Do Not Pass on GO in Childhood KMT2A-Rearranged AML (and Collect 20% Improvement in EFS)

Rearrangements in lysine methyltransferase 2A (KMT2A) occur in 10 percent of patients with acute leukemia, including 20 percent of children with acute myeloid leukemia (AML).^1,2  Overall survival (OS) of patients with KMT2A-rearranged AML remains less than 50 percent, highlighting need for more optimal treatment regimens.¹  Interestingly, more than 100 5′ fusion partners of KMT2A have been identified to date,³  and the identity of the specific fusion partner strongly influences prognosis and clinical outcomes in patients with AML or acute lymphoblastic leukemia (ALL).^4–6 

Gemtuzumab ozogamicin (GO) is a monoclonal antibody-drug conjugate that targets the transmembrane sieglec protein CD33, which is present on the cell surface of most AML cases.⁷  A meta-analysis of five independent studies showed reduced relapse rates and improved OS in adults with AML with the addition of GO to conventional chemotherapy.⁸ 

Higher CD33 cell surface expression has also been associated with inferior disease-free survival and OS in children with AML.^9,10  These data and the favorable outcomes of adult AML trials nominated GO as a promising drug for pediatric-specific investigation. The Children's Oncology Group (COG) AAML0531 phase III clinical trial (NCT00372593) randomly assigned 1,070 children and adolescents/young adults (AYAs) from the ages of one month to less than 30 years with de novo AML, to receive conventional multiagent chemotherapy (arm A) versus chemotherapy plus GO 3 mg/m² (arm B) administered in induction 1 (all patients) and intensification 2 (patients treated with chemotherapy only/without hematopoietic stem cell transplantation) cycles. Event-free survival (EFS) at three years with GO addition was improved (53% for arm B vs. 47% for arm A; p=0.04) primarily via reduction in relapse risk (RR; 32.8% vs. 41.3%; p=0.006), though no difference in OS was detected (69% for arm B vs. 65% for arm A; p = 0.39).
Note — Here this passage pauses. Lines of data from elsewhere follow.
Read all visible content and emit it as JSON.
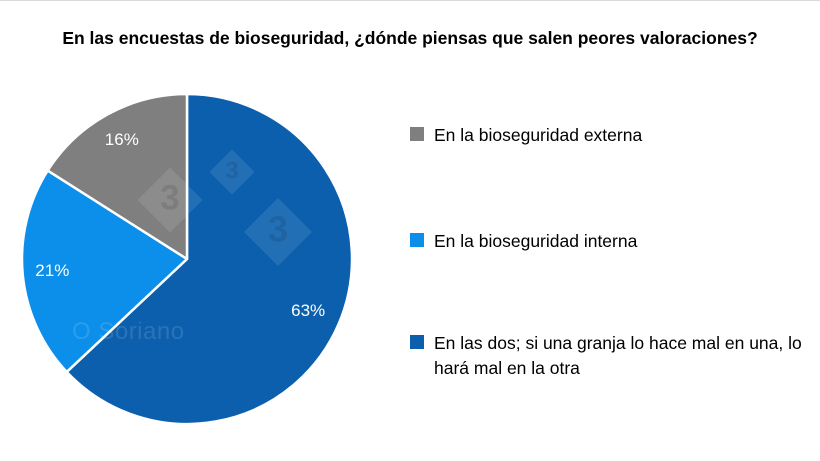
{
  "chart_data": {
    "type": "pie",
    "title": "En las encuestas de bioseguridad, ¿dónde piensas que salen peores valoraciones?",
    "slices": [
      {
        "label": "En las dos; si una granja lo hace mal en una, lo hará mal en la otra",
        "value": 63,
        "display": "63%",
        "color": "#0b5fad"
      },
      {
        "label": "En la bioseguridad interna",
        "value": 21,
        "display": "21%",
        "color": "#0c8fea"
      },
      {
        "label": "En la bioseguridad externa",
        "value": 16,
        "display": "16%",
        "color": "#7f7f7f"
      }
    ],
    "legend_placement": "right"
  },
  "legend": {
    "items": [
      {
        "label": "En la bioseguridad externa",
        "color": "#7f7f7f"
      },
      {
        "label": "En la bioseguridad interna",
        "color": "#0c8fea"
      },
      {
        "label": "En las dos; si una granja lo hace mal en una, lo hará mal en la otra",
        "color": "#0b5fad"
      }
    ]
  },
  "watermark": {
    "text": "O Soriano",
    "logo_glyph": "3"
  }
}
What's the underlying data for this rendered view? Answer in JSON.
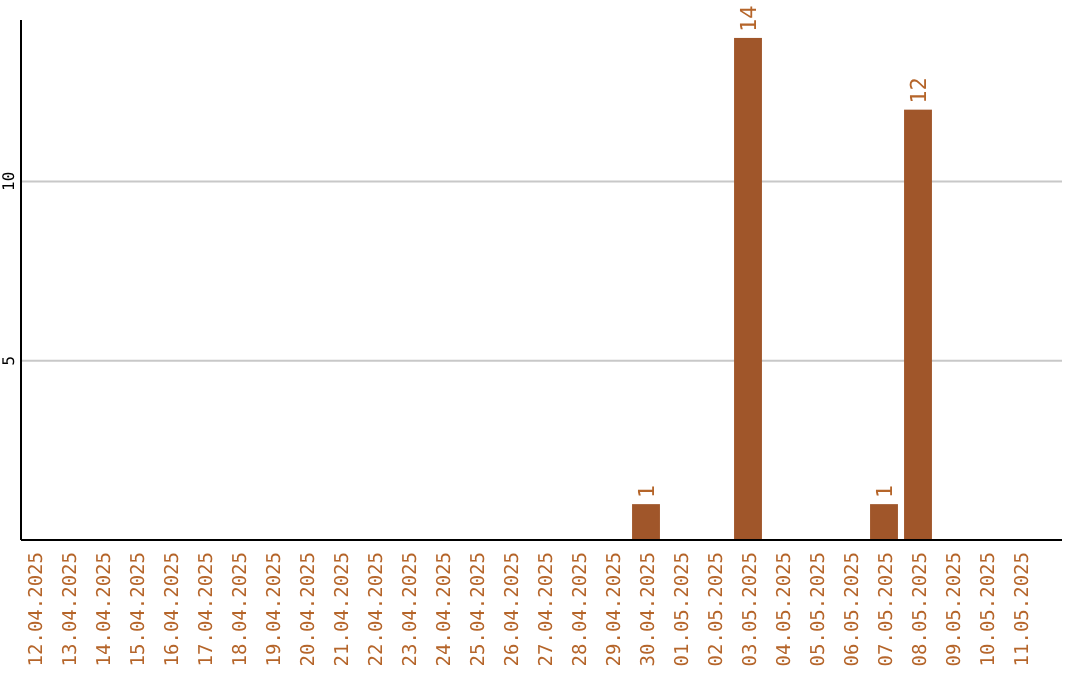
{
  "chart_data": {
    "type": "bar",
    "categories": [
      "12.04.2025",
      "13.04.2025",
      "14.04.2025",
      "15.04.2025",
      "16.04.2025",
      "17.04.2025",
      "18.04.2025",
      "19.04.2025",
      "20.04.2025",
      "21.04.2025",
      "22.04.2025",
      "23.04.2025",
      "24.04.2025",
      "25.04.2025",
      "26.04.2025",
      "27.04.2025",
      "28.04.2025",
      "29.04.2025",
      "30.04.2025",
      "01.05.2025",
      "02.05.2025",
      "03.05.2025",
      "04.05.2025",
      "05.05.2025",
      "06.05.2025",
      "07.05.2025",
      "08.05.2025",
      "09.05.2025",
      "10.05.2025",
      "11.05.2025"
    ],
    "values": [
      0,
      0,
      0,
      0,
      0,
      0,
      0,
      0,
      0,
      0,
      0,
      0,
      0,
      0,
      0,
      0,
      0,
      0,
      1,
      0,
      0,
      14,
      0,
      0,
      0,
      1,
      12,
      0,
      0,
      0
    ],
    "value_labels": [
      null,
      null,
      null,
      null,
      null,
      null,
      null,
      null,
      null,
      null,
      null,
      null,
      null,
      null,
      null,
      null,
      null,
      null,
      "1",
      null,
      null,
      "14",
      null,
      null,
      null,
      "1",
      "12",
      null,
      null,
      null
    ],
    "color": "#a0562a",
    "ylim": [
      0,
      14.5
    ],
    "yticks": [
      5,
      10
    ],
    "grid": "y"
  }
}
Importantly, no increased risk of veno-occlusive disease/sinusoidal obstruction syndrome was seen with GO addition to chemotherapy in AAML0531.¹¹ 

In a recent subgroup analysis of AAML0531 data, Dr. Jessica Pollard, Dr. Erin Guest, and COG colleagues investigated the potential benefit of GO specifically in children and AYAs with KMT2A-rearranged AML, which has been shown to express particularly high CD33 protein levels.¹⁰  Amongst 1,022 evaluable study subjects, 215 (21%) harbored KMT2A rearrangements.

The investigators found that children and AYAs with KMT2A-rearranged AML also had improved five-year EFS (48% for arm B vs. 29% for arm A; p=0.003) and decreased RR (40% vs. 66%; p=0.001), though five-year OS was again not significantly better (63% for arm B vs. 53% for arm A; p=0.054). Strikingly, the greatest benefit of GO addition was detected in patients with KMT2A-rearranged AML and previously defined high-risk fusion partners, including MLLT6, ABI1, MLLT10, and MLLT1.¹²  In this patient subset, EFS improved from 6 percent with “no GO” on arm A to 27 percent with GO on arm B (p=0.013), and relapse rates were reduced from 90 percent without GO to 66 percent with GO (p=0.027). As expected, patients with KMT2A-rearranged AML had generally worse outcomes than those without KMT2A rearrangements, with five-year EFS of 38 percent versus 51 percent (p<0.001) and OS of 58 percent versus 66 percent (p=0.02), respectively. This difference was particularly pronounced in “no GO” patients with EFS of 29 percent if KMT2A-rearranged, and 50 percent if non–KMT2A-rearranged (p<0.001). Remarkably, pediatric patients with KMT2A-rearranged versus non–KMT2A-rearranged AML treated with GO had comparable EFS (48% vs. 53%; p=0.325) and OS (63% vs. 66%; p=0.643), suggesting that the increased clinical risk associated with KMT2A rearrangements may be abrogated by GO addition to chemotherapy.